Environment Magazine

With Warmer Winters, Ticks Devastating N.H. Moose Population

Posted on the 11 August 2013 by Earth First! Newswire @efjournal

by Darryl Fears / Washington Post

moose
It’s only a few weeks until the end of summer, a terrible time to be a moose in the New Hampshire wild.

Tens of millions of winter ticks are preparing to hatch next month from eggs hidden in thick brush. They will wait there to hitch a ride on a moose and suck its blood until the end of May.

They can send a moose to its death, with up to 150,000 dining on every calf, cow and bull in certain parts of the Granite State, wildlife biologists estimate.

There was a time when eggs laid in this age-old cycle perished on winter snow. But that hasn’t happened lately in New Hampshire, where a warming trend has winters starting later and ending sooner.

A single female lays 3,000 eggs the size of salt crystals. With warmer weather, ticks don’t die, they multiply.

Winter ticks are one-host parasites that feed on a single animal through their lifetimes. As the number of ticks explodes, moose have disappeared by the thousands in areas where they were most abundant. Many of those still alive are eerily thin, with rib cages visible through ragged skin. They are mere shadows of themselves, zombies with antlers.
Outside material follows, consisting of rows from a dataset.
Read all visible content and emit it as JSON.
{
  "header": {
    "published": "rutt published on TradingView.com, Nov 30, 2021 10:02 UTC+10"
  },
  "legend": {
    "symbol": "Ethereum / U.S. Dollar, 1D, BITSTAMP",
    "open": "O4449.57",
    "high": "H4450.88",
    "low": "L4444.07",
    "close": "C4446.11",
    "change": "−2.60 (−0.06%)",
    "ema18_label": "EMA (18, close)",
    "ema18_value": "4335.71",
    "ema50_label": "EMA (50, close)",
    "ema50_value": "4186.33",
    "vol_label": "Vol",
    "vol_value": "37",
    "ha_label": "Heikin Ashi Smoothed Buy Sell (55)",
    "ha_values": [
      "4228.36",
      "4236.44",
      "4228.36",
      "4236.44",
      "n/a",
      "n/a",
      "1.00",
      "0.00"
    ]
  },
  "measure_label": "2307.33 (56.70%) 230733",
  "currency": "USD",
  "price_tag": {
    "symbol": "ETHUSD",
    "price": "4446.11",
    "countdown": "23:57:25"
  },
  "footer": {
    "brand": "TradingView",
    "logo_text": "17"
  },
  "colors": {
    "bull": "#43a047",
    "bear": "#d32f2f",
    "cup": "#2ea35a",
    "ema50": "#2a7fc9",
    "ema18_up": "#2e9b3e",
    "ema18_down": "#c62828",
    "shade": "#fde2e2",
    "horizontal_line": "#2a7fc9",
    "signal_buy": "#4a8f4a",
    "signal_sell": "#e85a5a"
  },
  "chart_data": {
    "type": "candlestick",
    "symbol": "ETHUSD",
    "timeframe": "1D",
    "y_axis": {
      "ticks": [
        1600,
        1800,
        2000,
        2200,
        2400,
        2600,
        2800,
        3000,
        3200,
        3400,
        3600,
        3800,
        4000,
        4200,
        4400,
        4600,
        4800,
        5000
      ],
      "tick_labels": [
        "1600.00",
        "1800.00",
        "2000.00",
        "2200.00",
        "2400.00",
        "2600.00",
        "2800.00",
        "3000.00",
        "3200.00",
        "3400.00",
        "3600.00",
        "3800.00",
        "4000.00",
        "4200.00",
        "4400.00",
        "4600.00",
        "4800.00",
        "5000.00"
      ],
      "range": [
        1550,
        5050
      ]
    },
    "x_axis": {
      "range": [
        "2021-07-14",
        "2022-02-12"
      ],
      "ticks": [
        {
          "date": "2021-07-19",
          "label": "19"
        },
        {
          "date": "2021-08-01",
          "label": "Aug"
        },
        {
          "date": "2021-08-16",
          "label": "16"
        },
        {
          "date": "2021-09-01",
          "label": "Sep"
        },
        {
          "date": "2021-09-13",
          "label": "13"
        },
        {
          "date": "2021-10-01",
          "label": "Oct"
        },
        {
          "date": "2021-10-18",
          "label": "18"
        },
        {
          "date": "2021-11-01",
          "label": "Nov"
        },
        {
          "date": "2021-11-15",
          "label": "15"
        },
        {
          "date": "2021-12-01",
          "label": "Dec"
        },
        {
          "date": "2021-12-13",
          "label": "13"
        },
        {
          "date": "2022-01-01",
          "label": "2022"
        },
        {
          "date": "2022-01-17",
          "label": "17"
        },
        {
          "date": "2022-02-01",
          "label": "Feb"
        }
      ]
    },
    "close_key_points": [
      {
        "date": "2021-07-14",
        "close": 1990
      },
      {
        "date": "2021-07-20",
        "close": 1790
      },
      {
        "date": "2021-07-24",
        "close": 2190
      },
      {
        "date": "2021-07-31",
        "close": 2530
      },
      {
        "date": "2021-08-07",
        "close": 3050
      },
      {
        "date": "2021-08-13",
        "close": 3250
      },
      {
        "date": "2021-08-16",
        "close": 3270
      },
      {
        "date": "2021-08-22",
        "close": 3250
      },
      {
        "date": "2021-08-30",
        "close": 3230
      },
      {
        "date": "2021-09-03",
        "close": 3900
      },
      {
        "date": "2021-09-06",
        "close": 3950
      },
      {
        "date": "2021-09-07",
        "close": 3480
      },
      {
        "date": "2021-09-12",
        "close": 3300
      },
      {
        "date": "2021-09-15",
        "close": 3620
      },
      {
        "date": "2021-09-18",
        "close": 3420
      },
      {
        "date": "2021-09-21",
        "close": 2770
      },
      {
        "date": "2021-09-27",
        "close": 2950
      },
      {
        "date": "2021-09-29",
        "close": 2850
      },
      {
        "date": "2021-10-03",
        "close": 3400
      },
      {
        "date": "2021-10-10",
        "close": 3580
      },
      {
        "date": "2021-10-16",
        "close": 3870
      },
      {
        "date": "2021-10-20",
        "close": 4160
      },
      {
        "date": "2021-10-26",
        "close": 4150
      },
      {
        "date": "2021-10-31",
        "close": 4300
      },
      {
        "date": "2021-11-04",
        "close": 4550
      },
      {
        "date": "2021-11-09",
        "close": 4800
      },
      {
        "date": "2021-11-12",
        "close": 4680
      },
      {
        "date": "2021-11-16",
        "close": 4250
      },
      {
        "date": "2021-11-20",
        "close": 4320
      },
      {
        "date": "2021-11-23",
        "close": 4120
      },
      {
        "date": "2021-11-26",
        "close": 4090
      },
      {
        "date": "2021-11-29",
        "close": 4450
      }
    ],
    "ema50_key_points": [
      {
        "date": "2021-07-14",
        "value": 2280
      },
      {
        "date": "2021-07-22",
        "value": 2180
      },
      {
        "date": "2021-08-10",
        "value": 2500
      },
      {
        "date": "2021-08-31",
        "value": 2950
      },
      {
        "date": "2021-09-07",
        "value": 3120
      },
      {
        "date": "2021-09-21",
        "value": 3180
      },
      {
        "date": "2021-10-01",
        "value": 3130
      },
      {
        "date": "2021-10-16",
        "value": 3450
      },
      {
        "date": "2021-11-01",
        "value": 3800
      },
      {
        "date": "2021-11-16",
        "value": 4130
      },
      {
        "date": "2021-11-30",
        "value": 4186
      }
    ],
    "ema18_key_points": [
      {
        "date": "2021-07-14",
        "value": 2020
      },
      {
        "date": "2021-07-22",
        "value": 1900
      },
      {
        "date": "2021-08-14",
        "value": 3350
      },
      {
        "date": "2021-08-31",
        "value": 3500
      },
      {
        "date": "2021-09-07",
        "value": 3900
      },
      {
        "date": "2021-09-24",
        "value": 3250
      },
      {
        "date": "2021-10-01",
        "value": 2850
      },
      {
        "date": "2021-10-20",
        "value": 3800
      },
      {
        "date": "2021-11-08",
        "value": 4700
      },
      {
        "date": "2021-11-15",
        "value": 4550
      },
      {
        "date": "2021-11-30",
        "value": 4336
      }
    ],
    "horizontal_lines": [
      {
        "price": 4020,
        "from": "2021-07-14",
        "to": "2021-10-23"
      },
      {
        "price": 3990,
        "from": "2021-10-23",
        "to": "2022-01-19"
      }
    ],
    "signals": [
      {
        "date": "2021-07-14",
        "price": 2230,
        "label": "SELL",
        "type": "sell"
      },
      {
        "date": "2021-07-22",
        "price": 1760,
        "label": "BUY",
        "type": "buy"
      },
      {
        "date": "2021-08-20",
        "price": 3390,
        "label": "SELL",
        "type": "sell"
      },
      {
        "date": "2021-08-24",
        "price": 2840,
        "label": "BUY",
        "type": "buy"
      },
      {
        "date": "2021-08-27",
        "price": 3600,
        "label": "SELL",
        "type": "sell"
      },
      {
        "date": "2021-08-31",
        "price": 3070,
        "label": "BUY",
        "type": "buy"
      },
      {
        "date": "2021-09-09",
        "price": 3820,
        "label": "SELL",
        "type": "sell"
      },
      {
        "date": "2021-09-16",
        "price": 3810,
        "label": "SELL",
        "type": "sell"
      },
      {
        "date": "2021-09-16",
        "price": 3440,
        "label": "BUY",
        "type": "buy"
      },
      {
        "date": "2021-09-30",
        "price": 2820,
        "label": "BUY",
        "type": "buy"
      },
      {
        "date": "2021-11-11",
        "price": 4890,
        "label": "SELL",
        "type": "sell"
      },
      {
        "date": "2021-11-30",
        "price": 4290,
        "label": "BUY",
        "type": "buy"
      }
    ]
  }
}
“It’s pretty depressing,” said Kristine Rines, a wildlife biologist and moose project leader for the state’s Fish and Game Department. “It’s a pretty tough way to go. There’s no question that climate plays a huge part in this. If we had winters that lasted as long as they used to, we might not be having this conversation.”
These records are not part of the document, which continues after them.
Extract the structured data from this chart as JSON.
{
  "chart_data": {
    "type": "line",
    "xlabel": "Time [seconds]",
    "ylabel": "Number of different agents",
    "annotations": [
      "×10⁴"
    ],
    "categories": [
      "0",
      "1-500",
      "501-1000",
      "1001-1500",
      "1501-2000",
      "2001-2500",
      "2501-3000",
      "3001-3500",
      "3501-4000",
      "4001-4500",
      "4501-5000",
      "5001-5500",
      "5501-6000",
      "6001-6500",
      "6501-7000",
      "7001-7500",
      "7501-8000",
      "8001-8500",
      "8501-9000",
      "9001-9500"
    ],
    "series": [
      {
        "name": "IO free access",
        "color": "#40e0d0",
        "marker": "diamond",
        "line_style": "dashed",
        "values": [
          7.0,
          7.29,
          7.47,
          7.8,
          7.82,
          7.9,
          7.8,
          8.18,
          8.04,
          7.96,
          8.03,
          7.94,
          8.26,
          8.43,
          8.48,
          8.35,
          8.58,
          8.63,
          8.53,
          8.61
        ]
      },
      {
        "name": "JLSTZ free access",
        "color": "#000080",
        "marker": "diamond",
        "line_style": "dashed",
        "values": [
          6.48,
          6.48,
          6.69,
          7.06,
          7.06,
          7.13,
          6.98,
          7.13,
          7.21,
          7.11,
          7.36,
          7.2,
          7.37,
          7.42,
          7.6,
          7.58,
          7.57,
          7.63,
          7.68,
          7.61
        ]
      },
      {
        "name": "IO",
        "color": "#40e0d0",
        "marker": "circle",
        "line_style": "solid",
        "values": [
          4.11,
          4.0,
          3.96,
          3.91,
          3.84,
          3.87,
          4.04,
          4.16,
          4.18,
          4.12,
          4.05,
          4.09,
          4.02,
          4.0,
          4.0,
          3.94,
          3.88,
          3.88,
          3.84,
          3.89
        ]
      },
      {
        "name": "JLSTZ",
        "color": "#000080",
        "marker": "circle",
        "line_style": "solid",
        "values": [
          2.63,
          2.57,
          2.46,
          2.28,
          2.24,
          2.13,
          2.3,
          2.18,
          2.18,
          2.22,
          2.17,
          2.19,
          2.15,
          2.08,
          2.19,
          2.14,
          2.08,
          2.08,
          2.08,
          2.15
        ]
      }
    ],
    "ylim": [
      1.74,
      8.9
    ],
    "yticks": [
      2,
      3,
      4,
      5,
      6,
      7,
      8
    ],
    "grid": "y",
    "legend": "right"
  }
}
New Hampshire’s struggle with moose is part of a nationwide trend, according to the Wildlife Management Institute, a nonprofit group established by sportsmen and businessmen concerned about wild populations.

A rise in moose die-offs has been reported in Minnesota, Montana, Wyoming, other parts of the Rocky Mountains and a sliver of North Dakota. In Montana, Minnesota and North Dakota, it’s not clear that ticks are the entire problem, leaving scientists baffled over why so many moose have fallen.
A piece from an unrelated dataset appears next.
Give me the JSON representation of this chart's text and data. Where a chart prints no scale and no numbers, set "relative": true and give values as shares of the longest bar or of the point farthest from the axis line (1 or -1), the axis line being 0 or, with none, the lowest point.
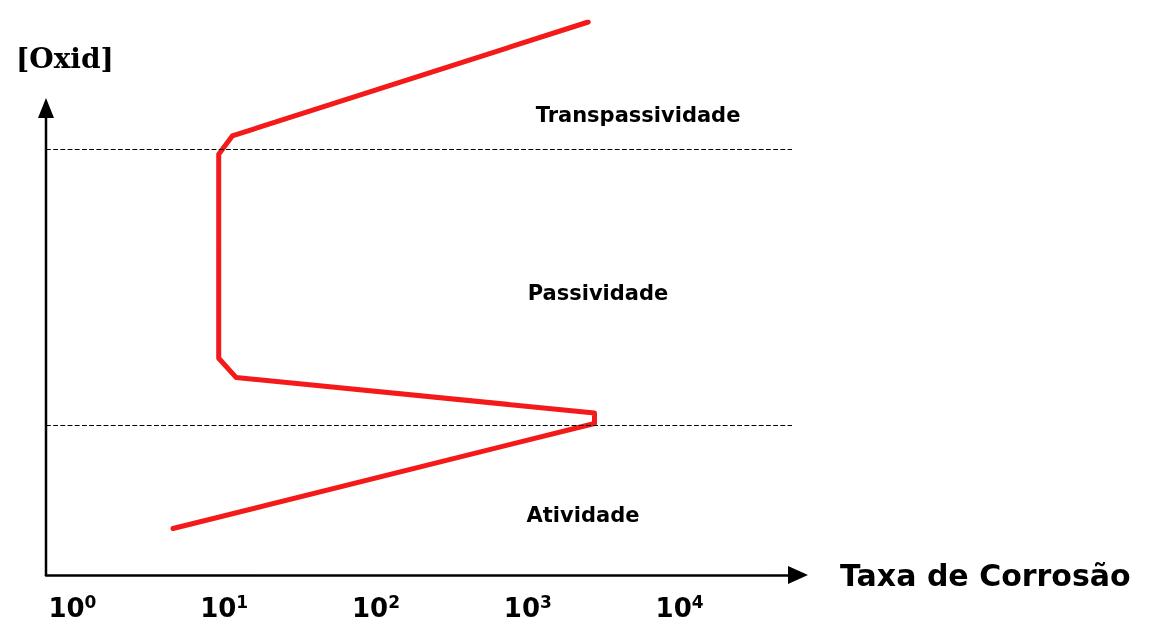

Only Maine, where colder winters and snow still kill ticks, is showing a population increase, with more than 75,000 in the state’s range.

Moose are more than oafish creatures that lumber across the wilderness. They are the largest of the deer species, with bulls that top 1,800 pounds and grow antlers six feet wide.

The impact of reduced moose populations reverberates through an ecosystem. Moose serve as walking lawn mowers, clearing brush and creating spaces for smaller species, such as rabbits and birds, to hide from predators. Moose also provide hearty meals for coyotes and bears; a single carcass can feed these animals for days.

But loaded with ticks, they scratch until their fur falls off. They develop anemia and starve, Rines said.

They eventually become so stressed from tens of thousands of tiny bites every minute and every day that they can’t eat even if food is handed to them. “They look terrible. Their body weights are down. They have secondary skin infections from multiple bites,” Rines said, and they lose so much fur that they freeze whenever the weather manages to turn cold.